Global Warming Heats Up Capitol Hill

Lawmakers may finally be crawling closer to a consensus -- with business at the table

In the Summer of 2005, Senator Jeff Bingaman (D-N.M.) proposed a bill calling for modest mandatory limits on emissions of the greenhouse gases that cause climate change. The utility industry and its Washington-based trade group, the Edison Electric Institute, publicly opposed such curbs. Yet even as the bill failed to win support, some executives at EEI's annual meeting privately voiced a heretical idea. The next President will be more aggressive in taking action against global warming than George W. Bush, one CEO argued, so "this may be the best deal we'll ever get."

Now this heresy is gaining momentum. "The time has come to do something on climate change, and it is better to act sooner rather than later," says Jeffry E. Sterba, CEO of PNM Resources Inc. (PNM ), a New Mexico and Texas utility, who will be chairman of the EEI next June.

Washington is trying. Congress is awash in carbon-capping bills and proposals from Senators John McCain (R-Ariz.), Jim Jeffords (I-Vt.), Tom Carper (D-Del.), John Kerry (D-Mass.), and others. Senator Dianne Feinstein (D-Calif.) plans to introduce legislation on the first day of the next session of Congress, and Bingaman is preparing a more detailed version of his original 2005 bill.

Companion measures are floating in the House. And as Senator Carper makes personal appeals to fellow lawmakers, he's finding increasing support even among Republicans. "They are hearing a growing awareness that global warming is happening, and a growing awareness that people in the utility industry want [regulatory] certainty," he says.

In addition, "energy efficiency, biofuels, and climate change are starting to converge in one grand design," says John Stowell, head of environmental policy at Duke Energy Corp. National security hawks are pushing high-mileage cars and biofuels to reduce oil dependency and the flow of oil-buying dollars to the unstable Middle East, while farm states see revenues in growing crops for fuel.

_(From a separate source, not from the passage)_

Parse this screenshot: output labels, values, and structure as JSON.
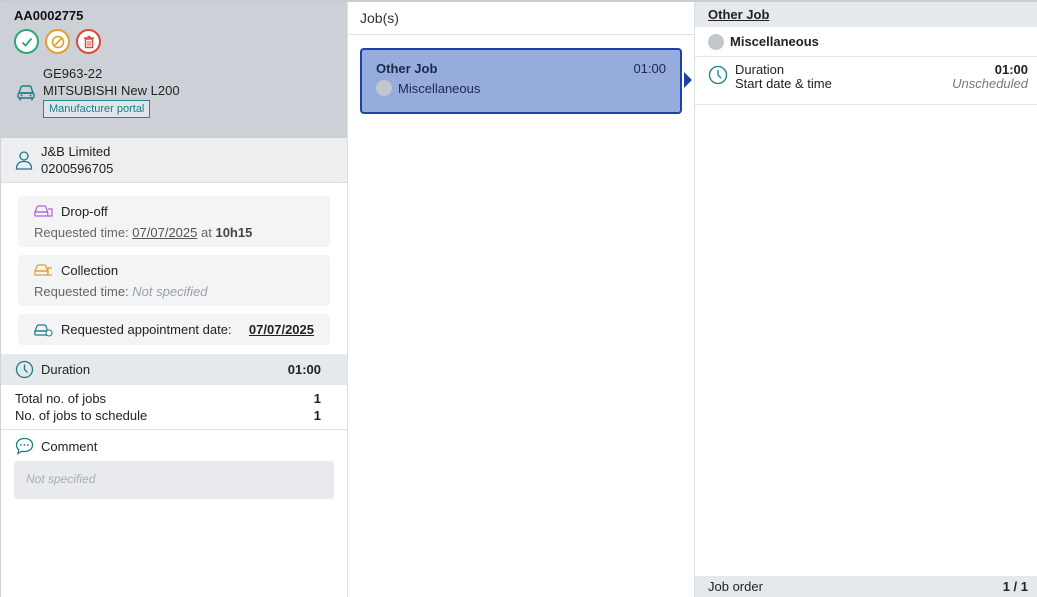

With California's landmark plan to cut emissions, companies are also increasingly worried about an onerous patchwork of differing state rules. "The California action is a great spur to industry to push for a coherent national policy," explains Bob Simon, Democratic staff director of the Senate Energy & Natural Resources Committee. Add in the list of Presidential hopefuls who are talking about climate and energy, from Hillary Clinton and John McCain to Mitt Romney and George Pataki, and "a tidal shift is occurring," says Philip Clapp, president of the National Environmental Trust. As Congress begins to look ahead to the post-Bush era, no matter who wins in November, "the legislation that the U.S. will put in place by 2009 or 2010 is taking shape now -- and the number of members of Congress abandoning George Bush's position against mandatory caps is just extraordinary," Clapp says.

All of this is eerily similar to the final two years of the Reagan Administration when lawmakers bucked the Gipper's opposition to environmental regulation by shaping what George Bush I would sign as the Clean Air Act of 1990. Now, "if we can get modest mandatory bills passed in one or both houses, we are laying down the likely bill for whoever is the next President," says Paul Bledsoe, strategy director at the bipartisan National Commission on Energy Policy.

It won't be as easy as it was in 1990 when lawmakers were able to focus solely on pollution from power plants. Now they have to deal with bigger issues. Should greenhouse gas legislation start with utilities only, as in the Carper bill, or rope in the entire economy, as in McCain's? Should Uncle Sam first fund development of new technologies to help companies meet the rules? And should the U.S. act alone, without pushing for limits in China, India, and elsewhere?

Despite the complexity, Washington is beginning to inch toward a possible consensus, with business at the table. "Getting something by 2008 that phases in gradually and is able to bring in some of the developing countries could make a lot of sense," says PNM's Sterba.